Orta Asya'dan,Ortadoğu'dan, Balkanlardaki uluslara kadar çok geniş bir bölgede yerel renk ve inançlarla kutlanan Nevroz, her ulusun kendi kültür değerleriyle özdeşleştirip sembolleştirdiği, özü itibariyle baharın gelişinin kutlandığı coşkuyla karşılandığı bir gündür...Başka anlamların bugünün ruhuna zarar verdirilmemesi gerekir.Nevroz,model bir diriliştir,bize çeşitli mesajlar verir.

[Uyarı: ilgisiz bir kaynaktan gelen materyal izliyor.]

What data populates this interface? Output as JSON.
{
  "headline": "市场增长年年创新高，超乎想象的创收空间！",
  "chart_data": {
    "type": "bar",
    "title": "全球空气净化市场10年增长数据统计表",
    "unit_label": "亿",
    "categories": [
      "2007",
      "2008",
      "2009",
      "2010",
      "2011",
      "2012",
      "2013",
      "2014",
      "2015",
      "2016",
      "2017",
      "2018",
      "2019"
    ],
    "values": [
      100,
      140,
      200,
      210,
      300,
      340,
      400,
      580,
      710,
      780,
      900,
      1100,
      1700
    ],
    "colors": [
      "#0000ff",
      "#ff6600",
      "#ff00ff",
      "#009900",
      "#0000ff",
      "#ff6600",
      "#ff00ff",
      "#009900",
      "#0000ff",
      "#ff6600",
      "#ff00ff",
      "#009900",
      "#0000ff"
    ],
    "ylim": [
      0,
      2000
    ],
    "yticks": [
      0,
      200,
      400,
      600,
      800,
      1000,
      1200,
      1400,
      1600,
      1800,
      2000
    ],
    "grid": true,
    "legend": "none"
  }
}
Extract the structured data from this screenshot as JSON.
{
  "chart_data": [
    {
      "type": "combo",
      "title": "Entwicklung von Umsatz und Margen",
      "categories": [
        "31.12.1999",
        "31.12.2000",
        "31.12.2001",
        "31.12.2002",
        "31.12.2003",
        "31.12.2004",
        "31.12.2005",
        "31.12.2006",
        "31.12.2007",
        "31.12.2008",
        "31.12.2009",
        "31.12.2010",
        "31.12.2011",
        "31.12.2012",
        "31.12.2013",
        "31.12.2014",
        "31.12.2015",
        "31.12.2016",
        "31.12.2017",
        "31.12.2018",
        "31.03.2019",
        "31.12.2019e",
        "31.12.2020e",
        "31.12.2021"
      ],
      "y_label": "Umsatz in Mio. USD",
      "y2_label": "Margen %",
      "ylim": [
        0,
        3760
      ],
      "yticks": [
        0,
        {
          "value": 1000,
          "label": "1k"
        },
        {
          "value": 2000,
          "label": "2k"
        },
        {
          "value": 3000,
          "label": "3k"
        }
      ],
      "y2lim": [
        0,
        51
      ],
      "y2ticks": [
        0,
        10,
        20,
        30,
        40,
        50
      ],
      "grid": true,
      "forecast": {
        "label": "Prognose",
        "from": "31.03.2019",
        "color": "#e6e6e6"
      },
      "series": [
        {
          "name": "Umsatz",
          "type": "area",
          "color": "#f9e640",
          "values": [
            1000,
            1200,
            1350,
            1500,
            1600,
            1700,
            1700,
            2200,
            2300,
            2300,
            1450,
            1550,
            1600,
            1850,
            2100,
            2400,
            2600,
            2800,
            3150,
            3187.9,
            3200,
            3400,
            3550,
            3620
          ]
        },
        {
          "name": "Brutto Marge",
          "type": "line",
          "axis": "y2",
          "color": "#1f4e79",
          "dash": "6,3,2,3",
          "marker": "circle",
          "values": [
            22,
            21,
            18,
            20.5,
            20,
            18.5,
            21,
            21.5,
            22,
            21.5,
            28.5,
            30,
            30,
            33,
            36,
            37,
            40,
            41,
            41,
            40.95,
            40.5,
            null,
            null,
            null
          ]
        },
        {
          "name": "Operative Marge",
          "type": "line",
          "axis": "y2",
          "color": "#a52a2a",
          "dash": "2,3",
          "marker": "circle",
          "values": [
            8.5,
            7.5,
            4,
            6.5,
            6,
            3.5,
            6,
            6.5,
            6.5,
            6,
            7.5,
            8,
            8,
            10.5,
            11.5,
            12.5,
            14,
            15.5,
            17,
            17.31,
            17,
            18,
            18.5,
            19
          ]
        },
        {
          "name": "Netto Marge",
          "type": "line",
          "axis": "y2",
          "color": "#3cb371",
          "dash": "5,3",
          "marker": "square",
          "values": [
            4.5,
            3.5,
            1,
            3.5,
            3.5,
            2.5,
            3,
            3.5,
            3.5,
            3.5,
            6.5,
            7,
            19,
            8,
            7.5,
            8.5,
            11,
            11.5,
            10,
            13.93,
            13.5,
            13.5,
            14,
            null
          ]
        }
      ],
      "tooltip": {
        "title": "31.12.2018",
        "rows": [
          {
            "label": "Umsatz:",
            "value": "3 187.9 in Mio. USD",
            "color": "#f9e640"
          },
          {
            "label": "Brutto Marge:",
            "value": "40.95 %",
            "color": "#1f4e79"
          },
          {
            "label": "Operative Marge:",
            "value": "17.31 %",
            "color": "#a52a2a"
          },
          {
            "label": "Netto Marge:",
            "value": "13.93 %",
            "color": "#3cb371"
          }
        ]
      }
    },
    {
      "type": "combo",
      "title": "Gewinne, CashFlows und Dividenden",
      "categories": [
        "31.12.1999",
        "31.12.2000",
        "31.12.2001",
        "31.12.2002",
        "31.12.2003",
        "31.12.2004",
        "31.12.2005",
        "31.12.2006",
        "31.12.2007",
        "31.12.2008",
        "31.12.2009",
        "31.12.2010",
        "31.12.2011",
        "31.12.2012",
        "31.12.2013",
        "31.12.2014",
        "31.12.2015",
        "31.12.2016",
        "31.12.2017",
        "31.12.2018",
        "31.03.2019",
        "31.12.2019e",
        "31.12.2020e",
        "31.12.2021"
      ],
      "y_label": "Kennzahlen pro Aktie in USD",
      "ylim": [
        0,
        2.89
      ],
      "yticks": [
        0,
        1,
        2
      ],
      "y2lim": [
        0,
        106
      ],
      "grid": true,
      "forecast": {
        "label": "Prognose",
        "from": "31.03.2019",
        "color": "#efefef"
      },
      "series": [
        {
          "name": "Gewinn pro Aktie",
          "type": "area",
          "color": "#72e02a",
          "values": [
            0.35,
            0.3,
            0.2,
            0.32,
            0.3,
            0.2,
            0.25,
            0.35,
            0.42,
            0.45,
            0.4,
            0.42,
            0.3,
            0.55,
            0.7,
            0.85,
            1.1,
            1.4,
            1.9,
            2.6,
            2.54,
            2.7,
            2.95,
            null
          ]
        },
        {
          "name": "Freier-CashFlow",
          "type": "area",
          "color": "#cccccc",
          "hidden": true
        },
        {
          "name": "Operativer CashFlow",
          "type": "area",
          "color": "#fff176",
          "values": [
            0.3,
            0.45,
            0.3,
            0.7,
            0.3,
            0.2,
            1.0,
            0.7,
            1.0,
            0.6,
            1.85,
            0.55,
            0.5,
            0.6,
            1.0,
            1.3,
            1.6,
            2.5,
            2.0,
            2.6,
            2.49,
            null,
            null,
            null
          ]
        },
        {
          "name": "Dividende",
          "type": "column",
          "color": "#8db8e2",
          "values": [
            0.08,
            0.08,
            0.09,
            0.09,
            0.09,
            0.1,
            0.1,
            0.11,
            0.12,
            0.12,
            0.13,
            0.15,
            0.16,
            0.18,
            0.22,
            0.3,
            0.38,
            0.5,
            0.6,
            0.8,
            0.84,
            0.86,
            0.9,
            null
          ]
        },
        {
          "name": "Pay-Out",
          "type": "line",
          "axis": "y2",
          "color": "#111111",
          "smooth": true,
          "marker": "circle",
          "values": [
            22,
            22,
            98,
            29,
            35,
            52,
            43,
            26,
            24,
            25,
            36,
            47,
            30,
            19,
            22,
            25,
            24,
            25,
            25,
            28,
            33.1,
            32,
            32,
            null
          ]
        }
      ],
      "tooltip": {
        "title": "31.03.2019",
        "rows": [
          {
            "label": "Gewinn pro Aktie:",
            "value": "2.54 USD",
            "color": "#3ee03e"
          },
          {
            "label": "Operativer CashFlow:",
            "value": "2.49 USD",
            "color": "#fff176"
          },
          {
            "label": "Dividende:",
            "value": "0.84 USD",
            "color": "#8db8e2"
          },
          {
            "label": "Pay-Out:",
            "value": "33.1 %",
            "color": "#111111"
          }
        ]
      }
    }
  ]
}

Renklerin birlikte bir sanat eserini oluşturduğu küresel anlamda bir büyük sergi,fuar,trilyon kez Gines rekorunu kıracak müzikal bir orkestra,içinde ne açık ve gizli sırlar barındıran bir iklim hükmündedir, Sahibini gösteren harika renkli aynalardır nevroz,bir vuslattır varlıklar için,Nakkaşın,nakşını harikulade bir sanatla nakşettiği bir demdir,ihya ve inşanın mucizeli döngüsüdür,cennetimsi renklerin,güzelliklerin en kıymetli varlık olan insana hediye edildiği zaman dilimleridir.Doğanın adeta dile geldiği,lisanı halleriyle O'NA ayna oldukları,herkesin ve varlığın memnun olduğu Ekber bir baharın çekirdeğidir, müjdecisidir.Tüm varlıklar arasında sevginin,kucaklaşmanın,güzelliklerin birlikte olmakla mümkün olabileceğinin adıdır nevroz. Silkinmedir birtakım duygulardan,ruhun bayramıdır,sevinçtir...O günlerde ne kadar kin,kavga,küskünlük,kin vs. varsa da bu güzellikler hürmetine,bunları vesile kılarak, hepsine kırmızı ışık yakma,göstererek,doğadaki sevgi ve sulh modeline öykünmemiz gerekir ki içimizdeki kışlar da bahar yaşasın...
Önemli olan Nevroz’un kökeninden daha çok, bir tabiat, bir doğa bayramı olarak kin ve nefret sebebi değil, insanların birbirlerine düşmanlık kaynağı değil, bütün canlı yaratılmışlarda dirilişin başladığı, doğanın uyanmaya başladığı bir gün olarak algılanmasıdır. Bu vesileyle Nevroz sevinç, Nevruz mutluluk ve huzur olmalıdır. Nevroz bütün sıcak duyguların toplamıdır, Nevroz kana düşen sıcaklıktır.
Nevroz sevgidir, hoşgörüdür, muhabbettir, umuttur, dayanışmadır, fikren ve bedenen yenilenmedir. Onun içindir ki bu en eski bayram bir ayrışma unsuru değil, bizi birbirimize bağlayan bir manevî rabıta olmalıdır; birbirimizi doğru anlamak için bir vesile sayılmalıdır. Farklılıklarımızdan daha çok benzerliklerimizin ve ortak değerlerimizin olduğu bilincini bizlere aşılamalıdır. Bu müstesna gün, doğadaki varlıkları uyandırdığı gibi, kardeşlik duygularımızı da uyandırmalıdır. Bizi birbirimize düşürmek isteyen şer odaklarına inen bir tokat hükmünde olmalıdır. İhtilafa değil, ittifaka zemin hazırlamalıdır. Gönüllere kardeşlik tohumu ekmelidir.